My dog died yesterday. His name was Charlie Brown Eye. He was a “somma” dog – a mixed breed of “somma” this and “somma” that. And he had one bright, baby blue eye that made him look kind of loopy when you looked at him straight on. Charlie had suffered from epileptic seizures for over a year now. Saturday he suffered his last one and was unable to recover from it so we had to put him down to ease his suffering. I’ve been crying for days knowing that Charlie and I had come to the end of our journey together.
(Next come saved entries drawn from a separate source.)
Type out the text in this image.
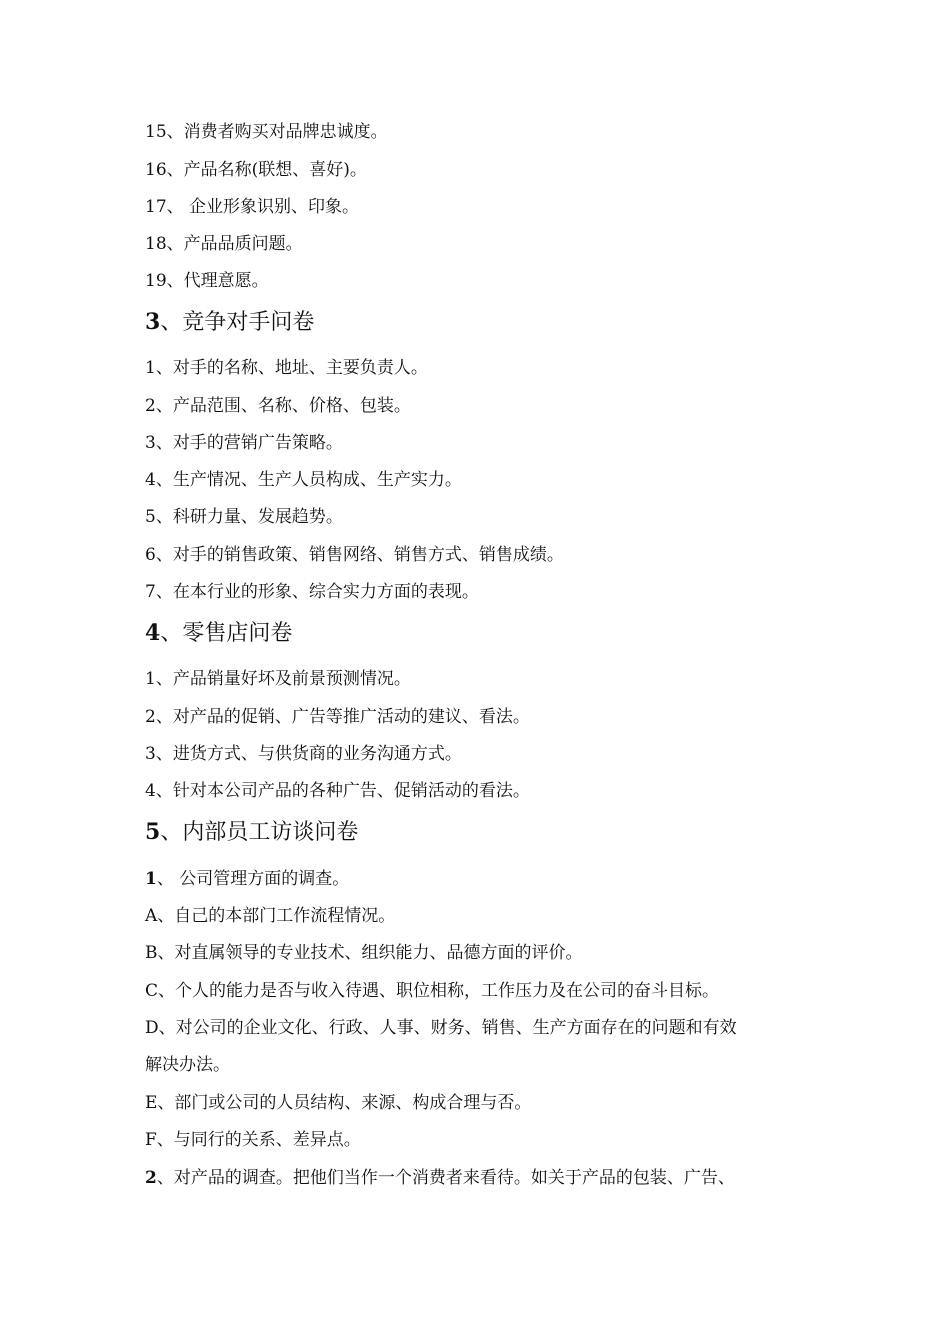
15、消费者购买对品牌忠诚度。
16、产品名称(联想、喜好)。
17、 企业形象识别、印象。
18、产品品质问题。
19、代理意愿。
3、竞争对手问卷
1、对手的名称、地址、主要负责人。
2、产品范围、名称、价格、包装。
3、对手的营销广告策略。
4、生产情况、生产人员构成、生产实力。
5、科研力量、发展趋势。
6、对手的销售政策、销售网络、销售方式、销售成绩。
7、在本行业的形象、综合实力方面的表现。
4、零售店问卷
1、产品销量好坏及前景预测情况。
2、对产品的促销、广告等推广活动的建议、看法。
3、进货方式、与供货商的业务沟通方式。
4、针对本公司产品的各种广告、促销活动的看法。
5、内部员工访谈问卷
1、 公司管理方面的调查。
A、自己的本部门工作流程情况。
B、对直属领导的专业技术、组织能力、品德方面的评价。
C、个人的能力是否与收入待遇、职位相称，工作压力及在公司的奋斗目标。
D、对公司的企业文化、行政、人事、财务、销售、生产方面存在的问题和有效
解决办法。
E、部门或公司的人员结构、来源、构成合理与否。
F、与同行的关系、差异点。
2、对产品的调查。把他们当作一个消费者来看待。如关于产品的包装、广告、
There are folks who don’t understand my attachment to my pets. For them an animal is just that, an animal. For me, I have yet to meet an animal that I didn’t like. I have met quite a few humans that I can’t stand. I loved Charlie. He was our second dog. We lost our first, a rottweiler named Jaxx, last year on July 19th, 2005. The vet believed Jaxx had been bitten by a snake. He was vibrant and full of life one day, and just a semblance of his self the next. A day later he simply laid down and went quietly off to sleep.
Little Miss Muffin is the last of the trio left. She’s a feisty, cream-colored Chow, absolutely beautiful with a queenly demeanor and she’s mean as spit. Folks think she’s the cutest, sweetest thing until she bares those teeth of hers, growls, and then snaps. She stops being cute then. She has ruled this roost for three years now, every one of us succumbing to Miss Muffin’s wishes. Even my brute of a husband hasn’t been able to escape the magnitude of her charms and the other dogs had just allowed her to sweep in and take full control.
My baby girl hasn’t left my side since we wished Charlie goodbye. Right now she’s curled up under my desk, her head resting against my feet. We both miss our big boys. It won’t be the same with the two of them now gone.